In der Regel haben nur Vermieter ein Interesse daran, Mietspiegel zu entkräften, weil ihre über den Mietspiegel hinausgehenden Miethöheforderungen mittels Gutachten bestätigt werden können. Um einen Mietspiegel in seinem Status zu erschüttern, bedarf es eines substantiierten Vortrags. Der Bundesgerichtshof (BGH, VIII ZR 46/12) hatte aber bereits den simplen Vortrag eines Vermieters, für die in einem „beliebten Innenstadtgebiet“ (Torstraße in Mitte) gelegen streitbefangene Wohnung seien deutlich höhere Mieten als der Oberwert des maßgeblichen Mietspiegelfeldes einfacher Wohnlage erzielbar, als ausreichend bewertet, um die Qualifiziertheit des Mietspiegels in Zweifel zu ziehen.
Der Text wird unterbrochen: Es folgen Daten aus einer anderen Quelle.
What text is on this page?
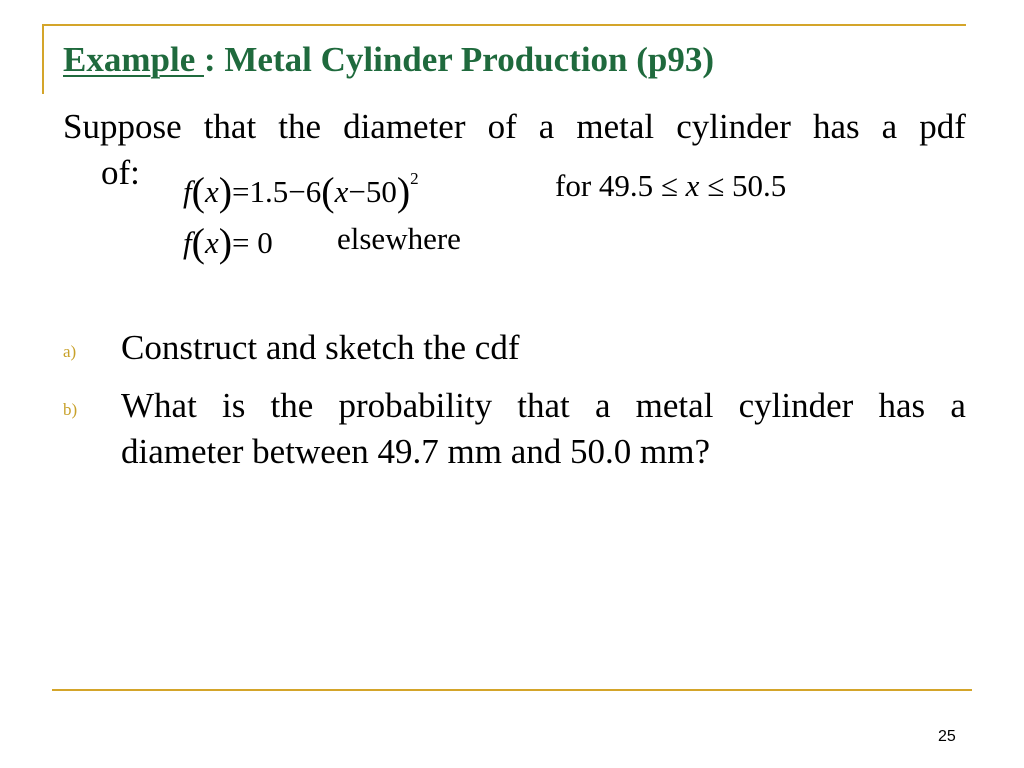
Example : Metal Cylinder Production (p93)
Suppose that the diameter of a metal cylinder has a pdf
of:	$f(x)=1.5-6(x-50)^2$	for 49.5 ≤ x ≤ 50.5
f(x)= 0 elsewhere
a) Construct and sketch the cdf
b) What is the probability that a metal cylinder has a
diameter between 49.7 mm and 50.0 mm?
25
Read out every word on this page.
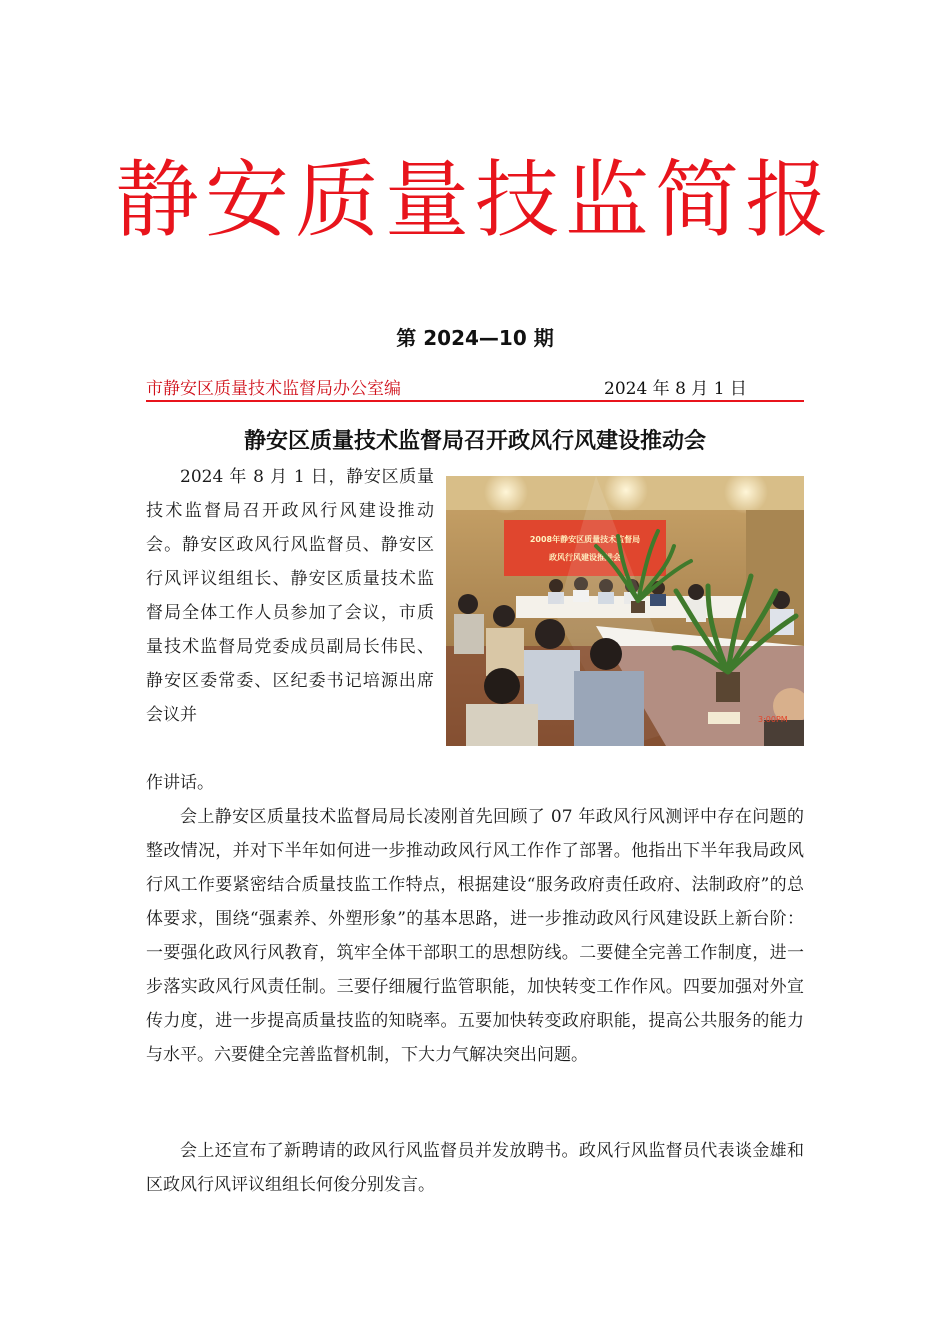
静安质量技监简报
第 2024—10 期
市静安区质量技术监督局办公室编	2024 年 8 月 1 日
静安区质量技术监督局召开政风行风建设推动会

2024 年 8 月 1 日，静安区质量技术监督局召开政风行风建设推动会。静安区政风行风监督员、静安区行风评议组组长、静安区质量技术监督局全体工作人员参加了会议，市质量技术监督局党委成员副局长伟民、静安区委常委、区纪委书记培源出席会议并

作讲话。

2008年静安区质量技术监督局
政风行风建设推进会
3:00PM

会上静安区质量技术监督局局长凌刚首先回顾了 07 年政风行风测评中存在问题的整改情况，并对下半年如何进一步推动政风行风工作作了部署。他指出下半年我局政风行风工作要紧密结合质量技监工作特点，根据建设“服务政府责任政府、法制政府”的总体要求，围绕“强素养、外塑形象”的基本思路，进一步推动政风行风建设跃上新台阶：一要强化政风行风教育，筑牢全体干部职工的思想防线。二要健全完善工作制度，进一步落实政风行风责任制。三要仔细履行监管职能，加快转变工作作风。四要加强对外宣传力度，进一步提高质量技监的知晓率。五要加快转变政府职能，提高公共服务的能力与水平。六要健全完善监督机制，下大力气解决突出问题。

会上还宣布了新聘请的政风行风监督员并发放聘书。政风行风监督员代表谈金雄和区政风行风评议组组长何俊分别发言。
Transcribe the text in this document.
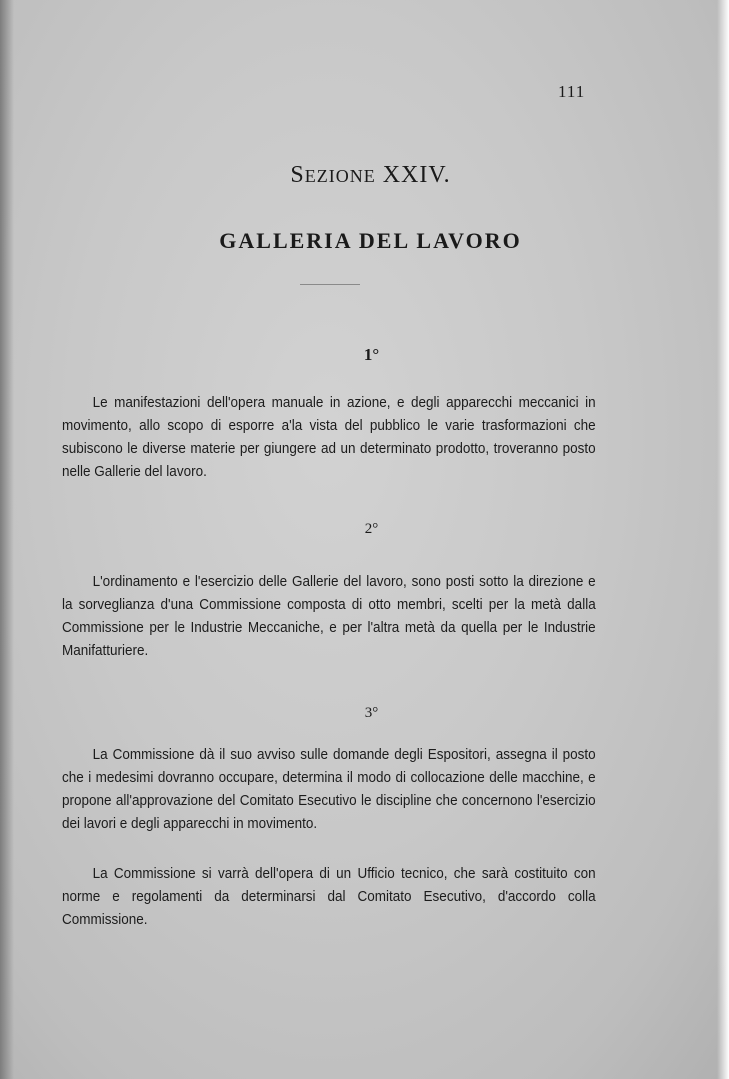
111
SEZIONE XXIV.
GALLERIA DEL LAVORO
1°
Le manifestazioni dell'opera manuale in azione, e degli apparecchi meccanici in movimento, allo scopo di esporre a'la vista del pubblico le varie trasformazioni che subiscono le diverse materie per giungere ad un determinato prodotto, troveranno posto nelle Gallerie del lavoro.
2°
L'ordinamento e l'esercizio delle Gallerie del lavoro, sono posti sotto la direzione e la sorveglianza d'una Commissione composta di otto membri, scelti per la metà dalla Commissione per le Industrie Meccaniche, e per l'altra metà da quella per le Industrie Manifatturiere.
3°
La Commissione dà il suo avviso sulle domande degli Espositori, assegna il posto che i medesimi dovranno occupare, determina il modo di collocazione delle macchine, e propone all'approvazione del Comitato Esecutivo le discipline che concernono l'esercizio dei lavori e degli apparecchi in movimento.
La Commissione si varrà dell'opera di un Ufficio tecnico, che sarà costituito con norme e regolamenti da determinarsi dal Comitato Esecutivo, d'accordo colla Commissione.
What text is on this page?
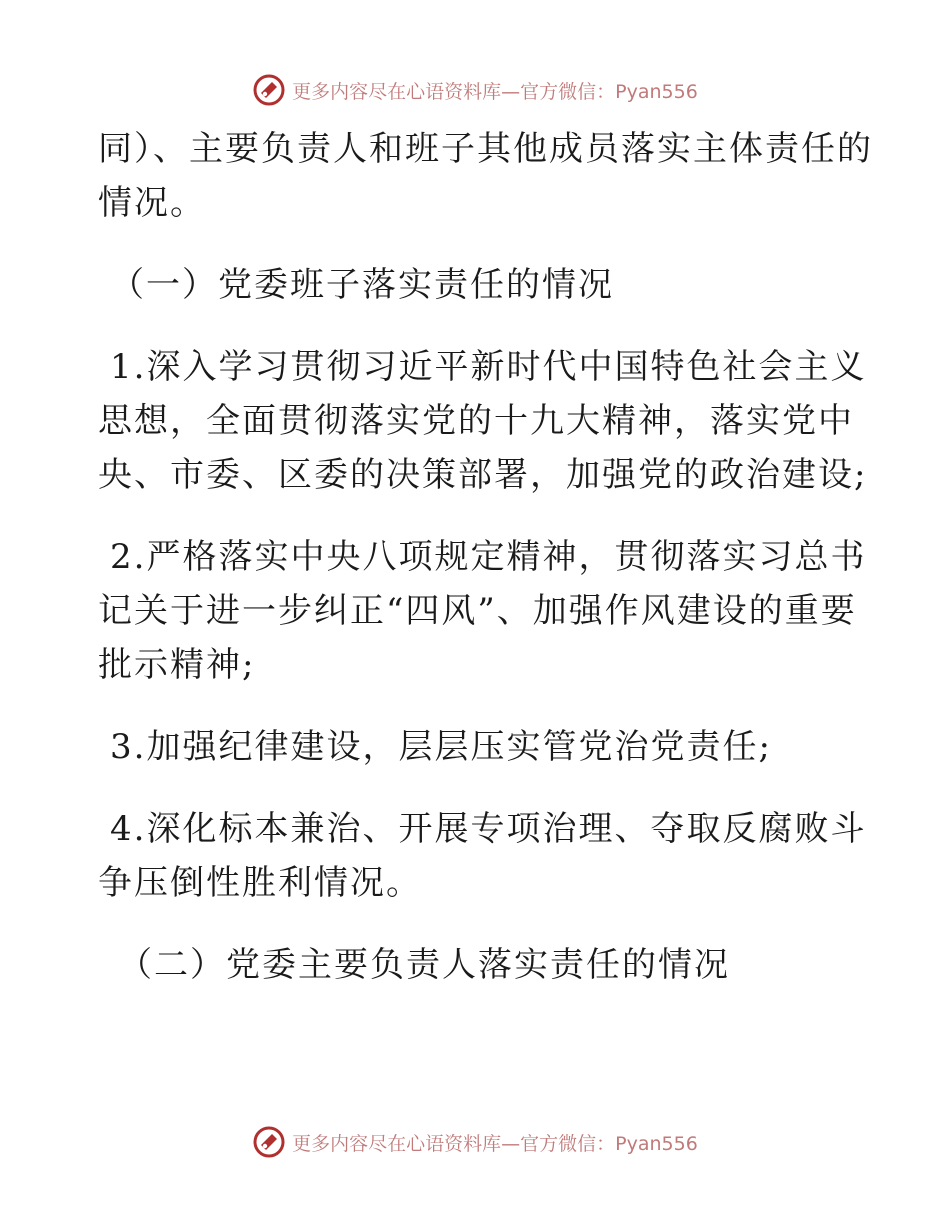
更多内容尽在心语资料库—官方微信：Pyan556
同）、主要负责人和班子其他成员落实主体责任的
情况。
（一）党委班子落实责任的情况
1.深入学习贯彻习近平新时代中国特色社会主义
思想，全面贯彻落实党的十九大精神，落实党中
央、市委、区委的决策部署，加强党的政治建设;
2.严格落实中央八项规定精神，贯彻落实习总书
记关于进一步纠正“四风”、加强作风建设的重要
批示精神;
3.加强纪律建设，层层压实管党治党责任;
4.深化标本兼治、开展专项治理、夺取反腐败斗
争压倒性胜利情况。
（二）党委主要负责人落实责任的情况
更多内容尽在心语资料库—官方微信：Pyan556
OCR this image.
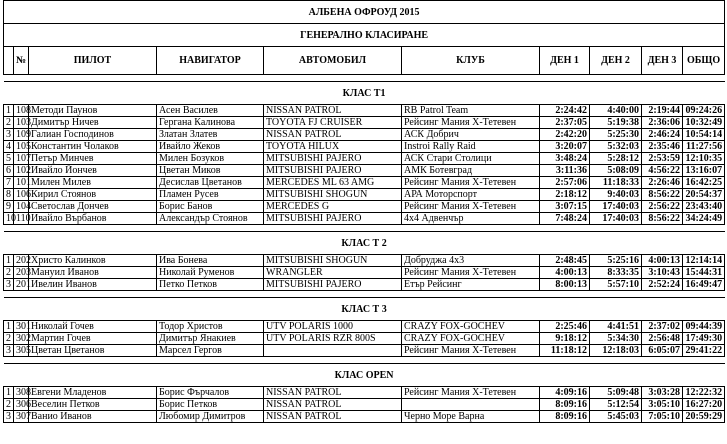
АЛБЕНА ОФРОУД 2015									
ГЕНЕРАЛНО КЛАСИРАНЕ									
	№	ПИЛОТ	НАВИГАТОР	АВТОМОБИЛ	КЛУБ	ДЕН 1	ДЕН 2	ДЕН 3	ОБЩО

КЛАС Т1									
1	108	Методи Паунов	Асен Василев	NISSAN PATROL	RB Patrol Team	2:24:42	4:40:00	2:19:44	09:24:26
2	103	Димитър Ничев	Гергана Калинова	TOYOTA FJ CRUISER	Рейсинг Мания Х-Тетевен	2:37:05	5:19:38	2:36:06	10:32:49
3	109	Галиан Господинов	Златан Златев	NISSAN PATROL	АСК Добрич	2:42:20	5:25:30	2:46:24	10:54:14
4	105	Константин Чолаков	Ивайло Жеков	TOYOTA HILUX	Instroi Rally Raid	3:20:07	5:32:03	2:35:46	11:27:56
5	107	Петър Минчев	Милен Бозуков	MITSUBISHI PAJERO	АСК Стари Столици	3:48:24	5:28:12	2:53:59	12:10:35
6	102	Ивайло Йончев	Цветан Миков	MITSUBISHI PAJERO	АМК Ботевград	3:11:36	5:08:09	4:56:22	13:16:07
7	101	Милен Милев	Десислав Цветанов	MERCEDES ML 63 AMG	Рейсинг Мания Х-Тетевен	2:57:06	11:18:33	2:26:46	16:42:25
8	106	Кирил Стоянов	Пламен Русев	MITSUBISHI SHOGUN	АРА Моторспорт	2:18:12	9:40:03	8:56:22	20:54:37
9	104	Светослав Дончев	Борис Банов	MERCEDES G	Рейсинг Мания Х-Тетевен	3:07:15	17:40:03	2:56:22	23:43:40
10	110	Ивайло Върбанов	Александър Стоянов	MITSUBISHI PAJERO	4х4 Адвенчър	7:48:24	17:40:03	8:56:22	34:24:49

КЛАС Т 2									
1	202	Христо Калинков	Ива Бонева	MITSUBISHI SHOGUN	Добруджа 4х3	2:48:45	5:25:16	4:00:13	12:14:14
2	203	Мануил Иванов	Николай Руменов	WRANGLER	Рейсинг Мания Х-Тетевен	4:00:13	8:33:35	3:10:43	15:44:31
3	201	Ивелин Иванов	Петко Петков	MITSUBISHI PAJERO	Етър Рейсинг	8:00:13	5:57:10	2:52:24	16:49:47

КЛАС Т 3									
1	301	Николай Гочев	Тодор Христов	UTV POLARIS 1000	CRAZY FOX-GOCHEV	2:25:46	4:41:51	2:37:02	09:44:39
2	302	Мартин Гочев	Димитър Янакиев	UTV POLARIS RZR 800S	CRAZY FOX-GOCHEV	9:18:12	5:34:30	2:56:48	17:49:30
3	305	Цветан Цветанов	Марсел Гергов		Рейсинг Мания Х-Тетевен	11:18:12	12:18:03	6:05:07	29:41:22

КЛАС OPEN									
1	308	Евгени Младенов	Борис Фърчалов	NISSAN PATROL	Рейсинг Мания Х-Тетевен	4:09:16	5:09:48	3:03:28	12:22:32
2	306	Веселин Петков	Борис Петков	NISSAN PATROL		8:09:16	5:12:54	3:05:10	16:27:20
3	307	Ванио Иванов	Любомир Димитров	NISSAN PATROL	Черно Море Варна	8:09:16	5:45:03	7:05:10	20:59:29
Das ist absurd, weil die ortsübliche Vergleichsmiete eben nicht nur aus zu diesem Zeitpunkt noch nicht durch Mietspiegel begrenzten Miethöhen bei Wiedervermietung gebildet wird und weil selbst eine möglicherweise fehlerhafte Wohnlageeinsortierung einer Adresse bei mehr als 300.000 Adressen dem Mietsspiegel keinen qualifizierten Status absprechen kann.
2. Die Beweislast muss anders geregelt werden.
Nach der Rechtsprechung des BGH muss der Mieter beweisen, dass der Mietspiegel nach anerkannten wissenschaftlichen Methoden erstellt wurde, selbst wenn die Richter in nur fadenscheinigen und irrelevanten Argumenten des Vermieters einen substantiierten Vortrag zur Erschütterung des Mietspiegel sehen. Der Mieter soll daher offenbar mehr leisten müssen, als im begleitenden Endbericht des Forschungsinstituts festgehalten ist. Auch das ist absurd. Wenn, wie im konkreten Fall, dem Mieter durch richterlichen Beweisbeschluss ein Gutachten abgeliefert wird, was aus Sicht des Mieters nicht hinnehmbar ist, müsste dieser ein eigenständiges Zweitgutachten in Auftrag geben, für das mit Sicherheit ein fünfstelliger Eurobetrag fällig wäre und von dem er noch nicht einmal annehmen könnte, dass die Richter diesen ergänzenden Beweis überhaupt annehmen würden.
3. Die Kostenlast muss beschränkt werden.
Im vorliegenden Fall ging es um eine Mieterhöhung von 60,- Euro monatlich. Am Ende entstanden dem betroffenen Mieter Kosten geschätzt von fast 10.000 Euro, vor allem durch die Gutachten, die der BGH und das Landgericht für erforderlich hielten.
Fazit: „Mietspiegel müssen rechtssicherer werden. Es muss klargestellt werden, dass die Richter im Streit um die Miethöhe den Mietspiegel verwenden müssen, wenn dieser gesetzliche oder durch Rechtsverordnung des Bundes näher bestimmte inhaltliche Anforderungen erfüllt“, so Wild. „Zur weiteren Rechtssicherheit ist eine Zertifizierung der Mietspiegel denkbar“.